From genre-smashing composer and keyboardist Miguel Kertsman and drummer Ernie Adams comes IN THE MOMENT, a true-to-its-name album that leaps over musical boundaries and defies any label. The single-take, minimally microphoned recordings capture the raw emotional potential of music and the spontaneity of an intimate recording session.

Today, Miguel is our featured artist in “The Inside Story,” a blog series exploring the inner workings and personalities of our composers and performers. Read on to learn about Miguel’s thoughts on music as a universal language, and how spontaneity and open-mindedness contributed to his album…

Who was your first favorite artist(s) growing up?

I recall enjoying music deeply at the age of 8… I’d offer a 4-way tie: J.S. Bach, Beethoven, Rick Wakeman, Oscar Peterson, and of course, all that rich Brazilian music…

When did you realize that you wanted to be an artist?

Around the age of 15, although I had been studying music and organ since I was 9. I was initially more interested in science — mainly physics / astrophysics and electronics engineering. Following the release of my first album in 1982 at age 17 (Música, Mito e Mistério) and the shows which followed, I found myself later writing music and performing in Florida at 19, then attending Berklee College of Music as a scholarship recipient. At that point, I was sure I wanted to pursue an artistic career.

What is your guilty pleasure?

I could say an occasional shot of single malt Scotch and a piece of pure, fair-trade dark chocolate.

What was your favorite musical moment on the album?

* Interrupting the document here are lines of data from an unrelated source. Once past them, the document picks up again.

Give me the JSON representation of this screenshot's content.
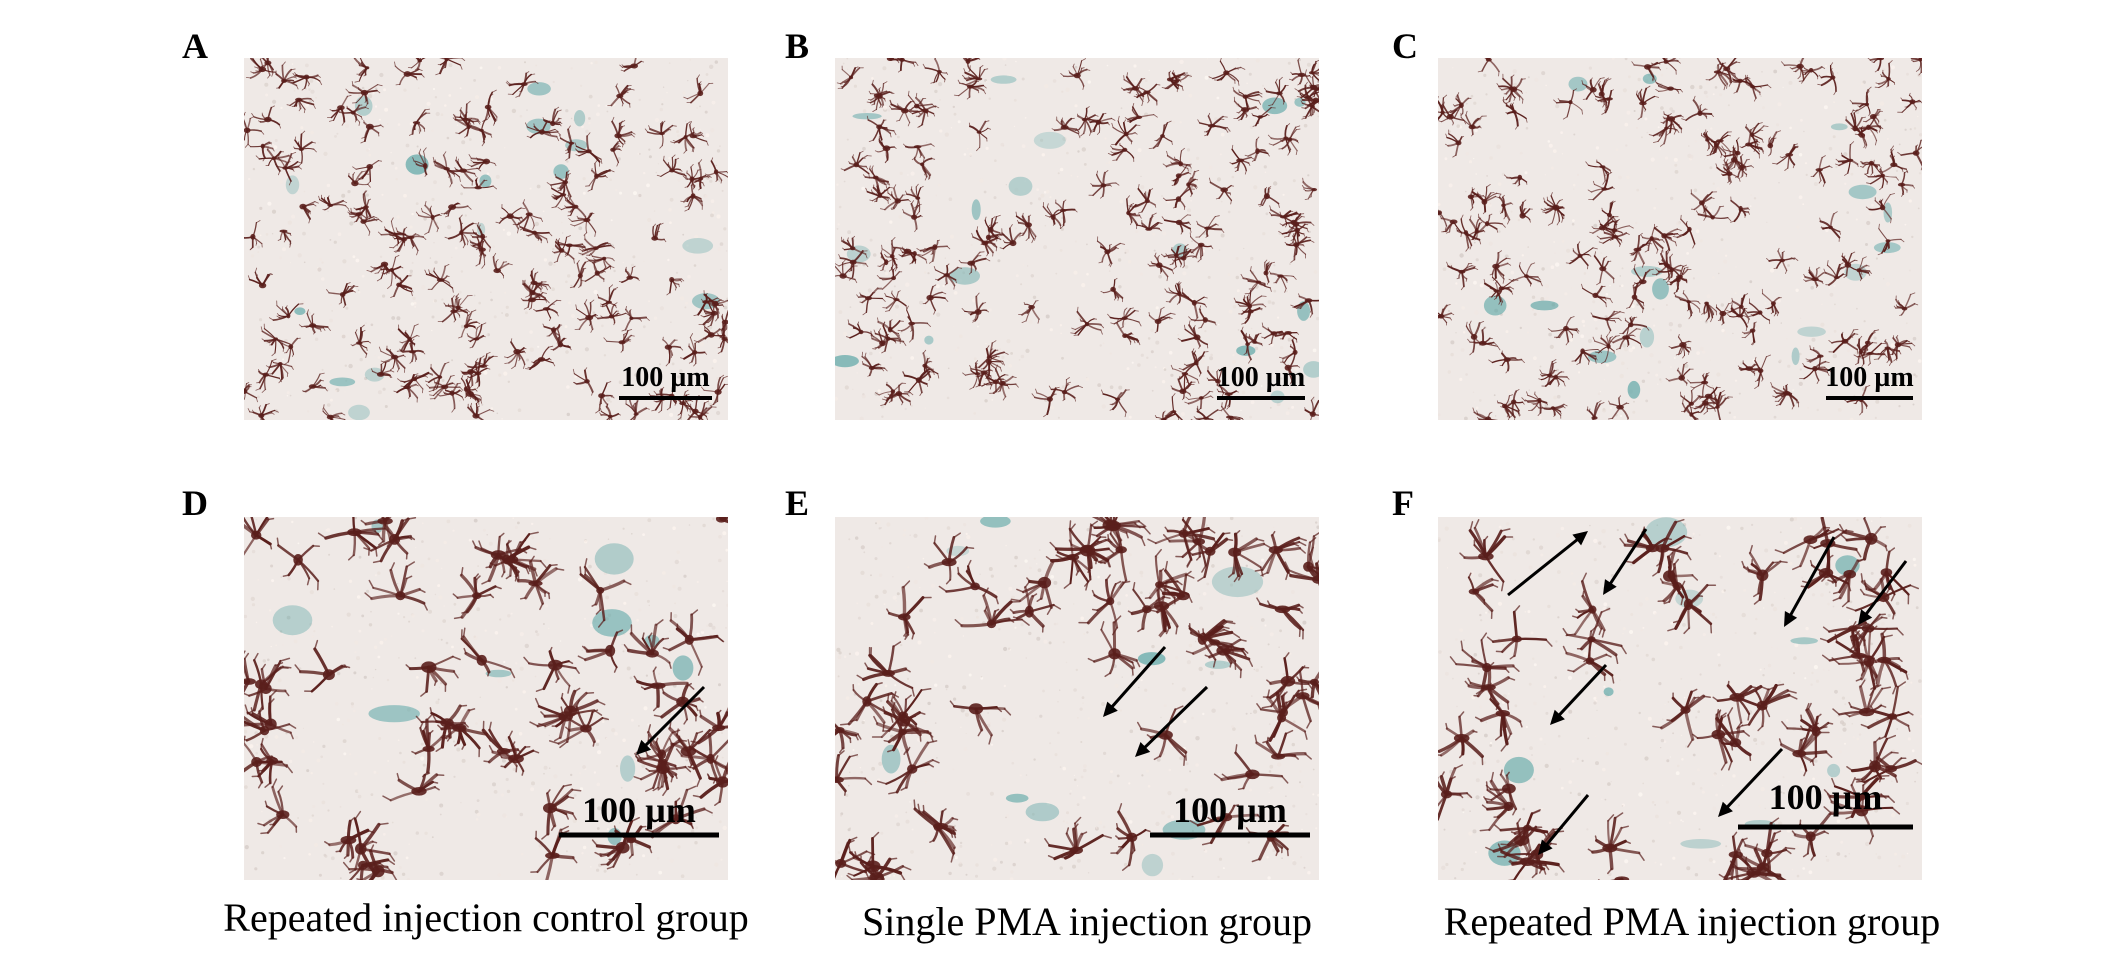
{
  "figure": {
    "panels": [
      {
        "letter": "A",
        "scale_bar": "100 µm",
        "magnification": "low",
        "arrows": 0,
        "accent": "#5aa5a5"
      },
      {
        "letter": "B",
        "scale_bar": "100 µm",
        "magnification": "low",
        "arrows": 0,
        "accent": "#5aa5a5"
      },
      {
        "letter": "C",
        "scale_bar": "100 µm",
        "magnification": "low",
        "arrows": 0,
        "accent": "#5aa5a5"
      },
      {
        "letter": "D",
        "scale_bar": "100 µm",
        "magnification": "high",
        "arrows": 1,
        "accent": "#5aa5a5"
      },
      {
        "letter": "E",
        "scale_bar": "100 µm",
        "magnification": "high",
        "arrows": 2,
        "accent": "#5aa5a5"
      },
      {
        "letter": "F",
        "scale_bar": "100 µm",
        "magnification": "high",
        "arrows": 7,
        "accent": "#5aa5a5"
      }
    ],
    "captions": [
      "Repeated injection control group",
      "Single PMA injection group",
      "Repeated PMA injection group"
    ],
    "colors": {
      "cell_stain": "#5a1f1c",
      "background_tissue": "#efe9e6",
      "counterstain": "#5aa5a5",
      "arrow": "#000000"
    }
  }
}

If I had to pick just a single moment, I’d say the “multi-polyrhythmic” section in Driven at app. 3:21 – 3:47 when both Ernie and I roll with polyrhythms whilst varying tempi and time signature feel. Right before the take I said to Ernie, “just flow with the music and dive into the polyrhythms.” We talked about it for a minute, but the take was totally fresh and the feeling building up to that musical climax was fantastic. Try tapping your foot to the tempo when the section starts landing on the downbeat at the segment’s end… it’s fun!

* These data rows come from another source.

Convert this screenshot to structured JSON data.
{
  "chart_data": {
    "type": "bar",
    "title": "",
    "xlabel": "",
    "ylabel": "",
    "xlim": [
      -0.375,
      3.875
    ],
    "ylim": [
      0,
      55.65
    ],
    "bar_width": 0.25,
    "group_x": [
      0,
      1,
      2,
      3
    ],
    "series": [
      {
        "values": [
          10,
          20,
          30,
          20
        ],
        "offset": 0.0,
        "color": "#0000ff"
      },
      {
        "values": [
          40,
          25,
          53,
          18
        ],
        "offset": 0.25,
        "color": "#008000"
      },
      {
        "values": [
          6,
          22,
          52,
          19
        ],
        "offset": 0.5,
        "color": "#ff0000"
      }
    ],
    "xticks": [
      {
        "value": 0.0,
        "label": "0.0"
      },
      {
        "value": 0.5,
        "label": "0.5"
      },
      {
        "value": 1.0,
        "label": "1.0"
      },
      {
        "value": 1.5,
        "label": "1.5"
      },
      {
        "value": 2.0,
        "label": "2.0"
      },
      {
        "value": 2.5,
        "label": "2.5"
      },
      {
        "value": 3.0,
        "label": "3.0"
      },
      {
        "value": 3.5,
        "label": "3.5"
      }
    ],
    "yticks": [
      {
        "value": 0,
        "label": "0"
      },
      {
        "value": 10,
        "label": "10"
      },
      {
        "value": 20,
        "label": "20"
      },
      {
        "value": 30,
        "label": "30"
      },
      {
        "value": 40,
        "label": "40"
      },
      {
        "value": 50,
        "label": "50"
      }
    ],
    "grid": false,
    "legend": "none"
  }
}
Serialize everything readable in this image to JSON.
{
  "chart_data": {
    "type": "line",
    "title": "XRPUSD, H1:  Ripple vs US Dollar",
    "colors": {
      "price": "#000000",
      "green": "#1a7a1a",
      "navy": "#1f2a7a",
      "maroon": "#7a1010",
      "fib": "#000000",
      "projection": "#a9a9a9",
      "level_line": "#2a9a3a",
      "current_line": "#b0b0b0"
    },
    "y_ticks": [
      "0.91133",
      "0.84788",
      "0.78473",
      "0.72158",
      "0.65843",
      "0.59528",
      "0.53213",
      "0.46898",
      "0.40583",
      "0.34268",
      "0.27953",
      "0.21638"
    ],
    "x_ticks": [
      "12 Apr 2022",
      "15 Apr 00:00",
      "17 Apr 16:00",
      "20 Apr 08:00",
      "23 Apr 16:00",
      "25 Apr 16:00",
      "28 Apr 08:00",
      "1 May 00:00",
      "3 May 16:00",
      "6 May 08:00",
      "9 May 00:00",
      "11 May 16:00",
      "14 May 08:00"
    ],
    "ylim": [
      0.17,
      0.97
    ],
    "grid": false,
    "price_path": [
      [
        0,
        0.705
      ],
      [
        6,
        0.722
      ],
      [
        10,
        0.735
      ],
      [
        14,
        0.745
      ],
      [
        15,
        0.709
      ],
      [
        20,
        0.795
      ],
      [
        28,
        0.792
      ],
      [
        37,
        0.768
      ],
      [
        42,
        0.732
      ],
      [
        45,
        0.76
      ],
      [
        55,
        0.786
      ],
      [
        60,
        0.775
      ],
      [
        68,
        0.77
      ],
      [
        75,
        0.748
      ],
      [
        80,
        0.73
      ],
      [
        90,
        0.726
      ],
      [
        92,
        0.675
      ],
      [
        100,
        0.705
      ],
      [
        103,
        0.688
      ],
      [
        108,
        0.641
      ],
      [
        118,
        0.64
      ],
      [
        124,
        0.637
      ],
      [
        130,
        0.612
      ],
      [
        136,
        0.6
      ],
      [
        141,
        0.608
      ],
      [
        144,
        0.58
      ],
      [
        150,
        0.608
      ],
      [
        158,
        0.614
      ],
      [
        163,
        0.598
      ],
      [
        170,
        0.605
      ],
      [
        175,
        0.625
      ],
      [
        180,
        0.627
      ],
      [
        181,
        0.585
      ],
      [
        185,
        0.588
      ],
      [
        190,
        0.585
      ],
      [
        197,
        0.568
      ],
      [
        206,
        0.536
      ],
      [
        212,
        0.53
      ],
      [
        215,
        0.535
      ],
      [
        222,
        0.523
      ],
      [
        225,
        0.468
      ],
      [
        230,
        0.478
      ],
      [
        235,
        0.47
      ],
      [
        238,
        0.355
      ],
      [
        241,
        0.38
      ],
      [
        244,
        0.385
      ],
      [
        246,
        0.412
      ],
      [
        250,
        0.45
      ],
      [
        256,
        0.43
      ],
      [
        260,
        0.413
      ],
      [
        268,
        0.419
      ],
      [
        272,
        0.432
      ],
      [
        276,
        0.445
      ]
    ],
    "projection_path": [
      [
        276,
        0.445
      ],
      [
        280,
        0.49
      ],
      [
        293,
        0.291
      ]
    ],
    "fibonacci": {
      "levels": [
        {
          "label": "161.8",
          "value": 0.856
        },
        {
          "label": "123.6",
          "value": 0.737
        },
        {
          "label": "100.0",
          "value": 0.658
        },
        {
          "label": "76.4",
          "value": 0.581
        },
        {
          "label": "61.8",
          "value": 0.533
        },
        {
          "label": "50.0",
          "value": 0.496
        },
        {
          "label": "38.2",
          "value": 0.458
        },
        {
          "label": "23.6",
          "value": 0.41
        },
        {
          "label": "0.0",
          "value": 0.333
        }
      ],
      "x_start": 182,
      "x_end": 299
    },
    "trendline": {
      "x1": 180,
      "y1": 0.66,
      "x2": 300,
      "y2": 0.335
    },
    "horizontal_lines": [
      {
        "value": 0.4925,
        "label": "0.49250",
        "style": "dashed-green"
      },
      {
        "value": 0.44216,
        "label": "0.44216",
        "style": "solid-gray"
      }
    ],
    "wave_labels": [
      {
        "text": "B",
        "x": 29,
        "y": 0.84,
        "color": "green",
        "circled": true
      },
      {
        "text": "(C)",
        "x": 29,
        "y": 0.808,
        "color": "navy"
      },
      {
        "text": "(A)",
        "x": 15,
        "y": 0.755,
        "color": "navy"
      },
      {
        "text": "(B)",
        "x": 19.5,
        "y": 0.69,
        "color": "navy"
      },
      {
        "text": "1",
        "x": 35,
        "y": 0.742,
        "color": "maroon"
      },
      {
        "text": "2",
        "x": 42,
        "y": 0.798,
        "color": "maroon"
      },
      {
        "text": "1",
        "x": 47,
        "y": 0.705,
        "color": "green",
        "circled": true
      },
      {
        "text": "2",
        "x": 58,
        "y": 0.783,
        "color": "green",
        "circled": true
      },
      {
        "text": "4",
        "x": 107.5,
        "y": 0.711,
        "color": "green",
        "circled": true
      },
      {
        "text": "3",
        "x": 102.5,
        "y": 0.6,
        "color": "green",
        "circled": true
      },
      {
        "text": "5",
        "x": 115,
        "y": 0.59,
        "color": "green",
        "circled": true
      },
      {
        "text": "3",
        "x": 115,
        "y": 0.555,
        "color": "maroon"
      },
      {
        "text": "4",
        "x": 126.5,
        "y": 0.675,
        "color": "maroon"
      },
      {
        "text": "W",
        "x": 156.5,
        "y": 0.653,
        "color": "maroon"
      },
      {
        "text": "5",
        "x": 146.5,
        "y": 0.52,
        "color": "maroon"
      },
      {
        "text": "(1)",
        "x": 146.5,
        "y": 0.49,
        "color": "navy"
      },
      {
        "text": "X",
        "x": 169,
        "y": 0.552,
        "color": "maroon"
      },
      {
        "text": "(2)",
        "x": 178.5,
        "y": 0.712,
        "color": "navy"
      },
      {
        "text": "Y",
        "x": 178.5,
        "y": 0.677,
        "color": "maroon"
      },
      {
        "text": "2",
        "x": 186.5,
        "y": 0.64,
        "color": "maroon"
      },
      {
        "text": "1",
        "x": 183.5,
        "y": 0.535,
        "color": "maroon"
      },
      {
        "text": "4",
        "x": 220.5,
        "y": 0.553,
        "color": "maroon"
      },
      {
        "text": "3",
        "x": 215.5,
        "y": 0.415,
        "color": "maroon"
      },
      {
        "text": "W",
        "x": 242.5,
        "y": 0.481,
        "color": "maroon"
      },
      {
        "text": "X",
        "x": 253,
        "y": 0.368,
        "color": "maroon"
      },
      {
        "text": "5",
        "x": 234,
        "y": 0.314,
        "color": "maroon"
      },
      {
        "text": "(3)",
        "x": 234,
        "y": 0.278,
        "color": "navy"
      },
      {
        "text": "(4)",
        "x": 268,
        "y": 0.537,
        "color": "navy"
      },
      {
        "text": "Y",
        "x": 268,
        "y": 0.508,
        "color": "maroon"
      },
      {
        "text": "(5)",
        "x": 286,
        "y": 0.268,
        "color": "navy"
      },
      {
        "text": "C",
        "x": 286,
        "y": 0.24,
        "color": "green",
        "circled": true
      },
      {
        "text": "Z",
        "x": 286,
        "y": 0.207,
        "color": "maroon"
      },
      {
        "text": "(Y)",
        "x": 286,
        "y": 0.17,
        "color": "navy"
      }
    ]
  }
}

What does this album mean to you personally?

A very organic and spontaneous musical experience. A “return to basics” — live-in-the-space “analog” music making. Experiencing the moment through music.

I personally feel we may have gone too far into all-things-digital when it comes to music. This is a completely different experience than composing a concerto or symphonic work for the concert stage when musicians perform what is on the pages. Also different from working on a myriad of projects where computers and software were in the mix.

It means a lot to me to be in a space with other musicians, play real instruments, and capture those sonic waves via analog audio live in the space — spontaneity, open-mindedness, and a rather human music-making experience. I felt I very much needed it, and many fellow artists and musicians have shared similar feelings. Today’s lifestyles, distances, and digital facilities can often hinder one’s ability to pursue such human experiences.

Is there a specific feeling that you would like communicated to audiences in this work?

Openness, Synergy, Coexistence, Freedom. Music in itself is a universal human language, it transcends labels, genres, borders… it can bring people together. It can speak to all.

  • Miguel Kertsman

    Miguel Kertsman’s compositions organically reach beyond genres and boundaries. They encompass classical symphonic, chamber, and vocal music for the Concert Stage, as well as experimental, progressive rock, jazz, and film/game scores.

    His classical works have been commissioned, performed, and recorded by international artists such as conductor Dennis Russell Davies, the London Philharmonic Orchestra, Bruckner Orchestra Linz, Saint Paul’s Chamber Orchestra, São Paulo State Orchestra, Chamber Orchestra of the Vienna Symphony, mezzo-soprano Angelika Kirchschlager, guitarist John Williams, and others.